Maraniss leaves the question of the discrimination against Dillard for readers to interpret. This approach is a serious flaw. Maraniss is reluctant to harshly critique Skinner’s treatment of Dillard, despite conceding that the player chosen over Dillard, Rick Cammarata, was “no basketball star.” Instead he uses assistant coach Jerry Southward to explain Skinner’s decision as one driven by “Godfrey’s style [not lending] itself to Skinner … [and Godfrey being] a little more flashy than Roy probably was comfortable with.” Even Southwood admits that the demotion “was a way of Skinner showing Dillard an early exit from Nashville.” Outraged that the coach discriminated against him, Dillard left his friend Wallace to suffer racist southern fans alone. Southwood admits that Dillard was “run out of the program” in a “passive-aggressive way.” Wallace also agreed that Dillard was a victim of racial discrimination.

There is little question that the most powerful chapters in the book are the final four. In these final pages Wallace’s voice in all its thoughtfulness, sadness and anger, command the reader’s attention. … For the first time Wallace reveals, in his own words, “less of the good, quiet, obedient, Negro.”

Also troubling is Maraniss’s characterization of Chancellor Heard as being more progressive than he truly was. Maraniss gives him too much credit for diversity. Chancellor Heard cared more about his “reputation as the rare administrator who maintained a peaceful campus” in the volatile 1960s. Wallace did more for diversity on the court and in helping to recruit “Vanderbilt’s first black football players and the next black basketball player to follow him, Bill Ligon.”

There is little question that the most powerful chapters in the book are the final four. In these final pages Wallace’s voice in all its thoughtfulness, sadness and anger, command the reader’s attention. In these chapters Wallace publicly reveals his pioneering experience at Vanderbilt—he controls the final narrative of his four years at Vanderbilt. For the first time Wallace reveals, in his own words, “less of the good, quiet, obedient, Negro.” The usually stoic Wallace tells the world that things were horrible dealing with racist teachers, fans, and students.

Coaches, alums, and administrators were shocked that he felt, despite respect for his basketball skills, “ they still considered [him] a person who sweeps floors.” He called his four years at Vanderbilt a “four year tour of duty through a hostile South.” The whites wanted a feel-good story. The good thing about the way Maraniss writes the book is that he shows Wallace quietly swallowing the bile of racism for four years, but when Wallace finally reveals the truth of his trauma the reader does not feel he is bitter. Maraniss strategically made Wallace an empathetic figure since the beginning of the book.

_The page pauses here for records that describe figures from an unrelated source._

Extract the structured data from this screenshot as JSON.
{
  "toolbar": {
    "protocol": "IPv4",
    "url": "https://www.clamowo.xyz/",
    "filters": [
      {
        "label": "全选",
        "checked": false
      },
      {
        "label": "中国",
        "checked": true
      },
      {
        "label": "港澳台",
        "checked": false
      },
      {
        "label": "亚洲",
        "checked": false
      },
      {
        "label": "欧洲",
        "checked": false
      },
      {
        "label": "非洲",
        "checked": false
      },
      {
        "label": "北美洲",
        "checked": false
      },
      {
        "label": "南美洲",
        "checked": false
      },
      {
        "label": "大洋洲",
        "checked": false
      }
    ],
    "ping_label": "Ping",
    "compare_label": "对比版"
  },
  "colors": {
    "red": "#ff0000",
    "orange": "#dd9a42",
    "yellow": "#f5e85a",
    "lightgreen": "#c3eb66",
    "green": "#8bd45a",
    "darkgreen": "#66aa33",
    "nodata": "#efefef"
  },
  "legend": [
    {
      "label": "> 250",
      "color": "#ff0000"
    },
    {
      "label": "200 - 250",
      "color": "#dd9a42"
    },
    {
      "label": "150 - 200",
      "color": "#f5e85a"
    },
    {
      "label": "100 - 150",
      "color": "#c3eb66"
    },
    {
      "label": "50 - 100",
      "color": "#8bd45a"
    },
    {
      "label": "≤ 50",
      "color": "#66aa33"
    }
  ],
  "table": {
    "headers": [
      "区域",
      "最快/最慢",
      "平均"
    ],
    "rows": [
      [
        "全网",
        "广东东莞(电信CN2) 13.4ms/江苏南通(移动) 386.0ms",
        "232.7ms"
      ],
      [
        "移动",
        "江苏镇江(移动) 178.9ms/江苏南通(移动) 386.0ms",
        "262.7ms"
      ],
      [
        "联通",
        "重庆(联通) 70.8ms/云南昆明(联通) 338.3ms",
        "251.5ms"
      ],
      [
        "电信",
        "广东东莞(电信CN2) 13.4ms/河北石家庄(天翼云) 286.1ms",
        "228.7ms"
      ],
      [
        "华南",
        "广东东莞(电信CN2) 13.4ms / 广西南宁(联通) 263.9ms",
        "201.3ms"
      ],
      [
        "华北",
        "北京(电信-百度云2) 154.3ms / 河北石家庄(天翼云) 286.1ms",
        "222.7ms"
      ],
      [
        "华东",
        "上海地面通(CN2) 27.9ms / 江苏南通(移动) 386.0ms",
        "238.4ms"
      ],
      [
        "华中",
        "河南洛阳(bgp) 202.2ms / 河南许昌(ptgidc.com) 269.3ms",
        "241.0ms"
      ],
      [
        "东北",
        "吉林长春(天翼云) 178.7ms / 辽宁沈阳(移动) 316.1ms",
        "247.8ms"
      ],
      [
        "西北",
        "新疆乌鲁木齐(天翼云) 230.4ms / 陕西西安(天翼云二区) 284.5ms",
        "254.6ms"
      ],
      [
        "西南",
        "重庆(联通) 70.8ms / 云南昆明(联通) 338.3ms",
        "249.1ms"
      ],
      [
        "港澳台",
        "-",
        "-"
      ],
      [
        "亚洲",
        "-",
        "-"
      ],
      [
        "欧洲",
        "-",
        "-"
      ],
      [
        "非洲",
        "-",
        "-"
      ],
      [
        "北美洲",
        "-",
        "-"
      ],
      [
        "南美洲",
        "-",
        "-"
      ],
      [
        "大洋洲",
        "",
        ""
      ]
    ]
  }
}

In Strong Inside, Perry Wallace shows that heroic barrier-breaking efforts can make change. The SEC has benefitted more than any other league from integration—the very institutions most hostile to Wallace have capitalized the most.[2] Nonetheless, Wallace’s return to Vanderbilt to be honored, like Williams’s return to Indian Wells, is an unsettling reminder that the rules for the abused need to be rewritten: No longer should the victims be asked to show guts and display honesty, honor, and integrity. Conciliatory expectations of the victims leaves this reader wondering if a day will soon come that the victims of racism-induced traumas will not be burdened with the need to express forgiveness and forbearance. The Perry Wallace story bears this out very well. Strong Inside is a robust tale of a man who rises above negative circumstances and refuses to let people make him hate.

[1] Howard Bryant, ESPN The Magazine, 3/2/15, p.104

[2] In 2015 each SEC school earned over $31 million in bonus money—largely from basketball and football revenue.